Building on the payroll tax reductions, additional tax credits and reduced tax expenditures already contained in the draft American Jobs Act, President Obama announced further measures last month to complete a package targeted at economic growth and deficit reduction in the United States, including the removal of certain tax breaks used by high-income individuals and families.

There is also a desire on both sides of the political divide in the US to simplify the labyrinthine Internal Revenue Code for the both individual and business taxpayers, as attested by thenumerous Congressional hearings on the subject over the last few months. Indeed, the need for tax simplification was brought into sharp relief by the findings of a report by a Treasury watchdog which showed that less than 40% of the returns completed by the IRS-sponsored Volunteer Income Tax Assistance programme were completed accurately. However, actions, as the saying goes, speak louder than words, and while Congressmen talk a good game on tax simplification, they are not so sure when it comes to playing it. In fact, each new bill offering temporary relief to taxpayers merely adds to the existing maze of tax compliance.

While personal income tax rises, for the wealthy at least, seem to be the trend at the moment, there have at least been efforts in some countries to simplify the tax compliance burden on individuals. On September 30, the Australian government released draft legislation for consultation on proposals to introduce a standard deduction for individual taxpayers for work-related expenses and the cost of managing tax affairs. According to Assistant Treasurer Bill Shorten, this would remove the hassle of a "shoebox full of receipts" while also simplifying the administrative burden for the Tax Office.

There was also some encouraging news on the simplification front from the UK government, which announced on September 29 that Michael Jack and John Whiting have been appointed as the permanent Chair and Tax Director respectively of the Office of Tax Simplification (OTS), following a recent report that HM Revenue and Customs (HMRC) has 'given up' tax revenue worth over GBP27bn over the last five years as a result of complexity. The OTS was set up in July, 2010, with the intention of finding ways to simplify the tax system and reduce administrative burdens on businesses and individual taxpayers. Commenting on the appointments, Exchequer Secretary to the Treasury, David Gauke, said: "The government believes that taxes should be simple to understand and easy to comply with."

Efforts towards simplifying tax compliance for individual taxpayers in Germany took a step forward last month with the passing by parliament of the amended tax simplification law, although there are doubts that this will make much of an impact.

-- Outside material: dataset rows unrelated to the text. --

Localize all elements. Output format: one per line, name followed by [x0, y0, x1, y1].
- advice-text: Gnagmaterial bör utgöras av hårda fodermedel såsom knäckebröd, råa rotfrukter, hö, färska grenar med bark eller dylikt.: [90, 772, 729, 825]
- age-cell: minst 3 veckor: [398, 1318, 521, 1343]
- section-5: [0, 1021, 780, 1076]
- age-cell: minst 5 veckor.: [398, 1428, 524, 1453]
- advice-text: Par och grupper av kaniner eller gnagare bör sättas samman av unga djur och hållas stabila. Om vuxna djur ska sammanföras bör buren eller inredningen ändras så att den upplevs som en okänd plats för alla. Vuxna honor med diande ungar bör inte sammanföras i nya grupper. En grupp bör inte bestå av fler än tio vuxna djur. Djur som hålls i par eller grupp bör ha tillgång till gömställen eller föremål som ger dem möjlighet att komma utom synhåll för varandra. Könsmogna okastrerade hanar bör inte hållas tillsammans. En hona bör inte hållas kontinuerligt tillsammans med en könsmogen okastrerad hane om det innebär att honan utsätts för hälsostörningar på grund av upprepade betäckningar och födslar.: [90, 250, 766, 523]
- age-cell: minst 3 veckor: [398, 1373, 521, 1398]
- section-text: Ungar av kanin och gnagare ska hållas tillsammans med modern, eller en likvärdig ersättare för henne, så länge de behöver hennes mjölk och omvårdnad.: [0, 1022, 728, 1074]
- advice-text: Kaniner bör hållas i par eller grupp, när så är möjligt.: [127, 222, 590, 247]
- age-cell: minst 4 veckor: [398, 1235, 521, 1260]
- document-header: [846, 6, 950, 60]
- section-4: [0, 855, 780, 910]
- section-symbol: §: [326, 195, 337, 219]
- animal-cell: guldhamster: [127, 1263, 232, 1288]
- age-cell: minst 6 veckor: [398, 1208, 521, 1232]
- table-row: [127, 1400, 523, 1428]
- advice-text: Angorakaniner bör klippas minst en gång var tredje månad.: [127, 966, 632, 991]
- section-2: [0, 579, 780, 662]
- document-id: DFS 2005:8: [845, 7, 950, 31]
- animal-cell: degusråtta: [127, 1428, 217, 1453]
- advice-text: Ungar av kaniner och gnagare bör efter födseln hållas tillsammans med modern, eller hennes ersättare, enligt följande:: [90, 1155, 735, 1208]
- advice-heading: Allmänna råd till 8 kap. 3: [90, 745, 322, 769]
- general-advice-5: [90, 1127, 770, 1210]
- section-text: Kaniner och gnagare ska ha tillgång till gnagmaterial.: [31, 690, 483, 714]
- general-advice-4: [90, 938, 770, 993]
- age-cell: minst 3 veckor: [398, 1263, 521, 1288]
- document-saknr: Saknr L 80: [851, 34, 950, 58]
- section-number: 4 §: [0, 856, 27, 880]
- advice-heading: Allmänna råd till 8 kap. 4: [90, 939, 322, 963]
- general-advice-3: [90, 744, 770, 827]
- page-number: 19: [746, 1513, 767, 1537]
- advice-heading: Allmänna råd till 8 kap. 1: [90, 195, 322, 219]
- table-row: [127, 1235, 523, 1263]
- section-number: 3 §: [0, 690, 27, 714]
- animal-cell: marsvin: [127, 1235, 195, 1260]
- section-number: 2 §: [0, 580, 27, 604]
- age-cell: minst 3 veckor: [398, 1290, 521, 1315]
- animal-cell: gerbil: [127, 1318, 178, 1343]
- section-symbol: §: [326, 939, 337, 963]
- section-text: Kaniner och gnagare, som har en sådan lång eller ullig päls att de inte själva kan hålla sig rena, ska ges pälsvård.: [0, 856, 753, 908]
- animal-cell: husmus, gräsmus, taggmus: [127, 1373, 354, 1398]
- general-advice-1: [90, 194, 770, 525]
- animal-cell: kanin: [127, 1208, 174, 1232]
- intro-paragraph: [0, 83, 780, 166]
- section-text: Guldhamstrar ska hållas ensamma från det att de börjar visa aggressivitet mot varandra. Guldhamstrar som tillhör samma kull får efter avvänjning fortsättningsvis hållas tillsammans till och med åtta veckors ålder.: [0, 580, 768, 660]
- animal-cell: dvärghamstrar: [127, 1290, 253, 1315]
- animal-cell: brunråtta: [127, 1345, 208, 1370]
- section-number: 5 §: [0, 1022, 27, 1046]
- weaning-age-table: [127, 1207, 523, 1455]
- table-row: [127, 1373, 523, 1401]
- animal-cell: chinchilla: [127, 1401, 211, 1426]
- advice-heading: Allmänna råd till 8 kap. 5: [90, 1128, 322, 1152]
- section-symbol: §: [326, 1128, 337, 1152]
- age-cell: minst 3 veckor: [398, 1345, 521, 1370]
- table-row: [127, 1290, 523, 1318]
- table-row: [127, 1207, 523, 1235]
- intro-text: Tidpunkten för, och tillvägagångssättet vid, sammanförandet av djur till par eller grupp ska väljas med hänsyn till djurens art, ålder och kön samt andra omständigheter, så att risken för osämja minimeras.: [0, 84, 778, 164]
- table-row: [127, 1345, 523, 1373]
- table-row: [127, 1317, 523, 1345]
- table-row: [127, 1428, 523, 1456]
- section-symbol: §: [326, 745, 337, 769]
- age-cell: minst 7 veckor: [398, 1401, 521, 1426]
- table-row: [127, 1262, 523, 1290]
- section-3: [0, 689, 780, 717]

One key element, that of introducing a two-year tax return process, was dropped, and the bill had to be modified in other ways as well in order to clear the Bundesrat, or upper house of parliament.

So, not much good news for individual taxpayers in recent weeks and months if you happen to live in Europe or the United States, and despite some governments' efforts to improve the lot of individual taxpayers, especially in the low- and middle-income groups, these are likely to be cancelled out by the ultimate need to raise revenue.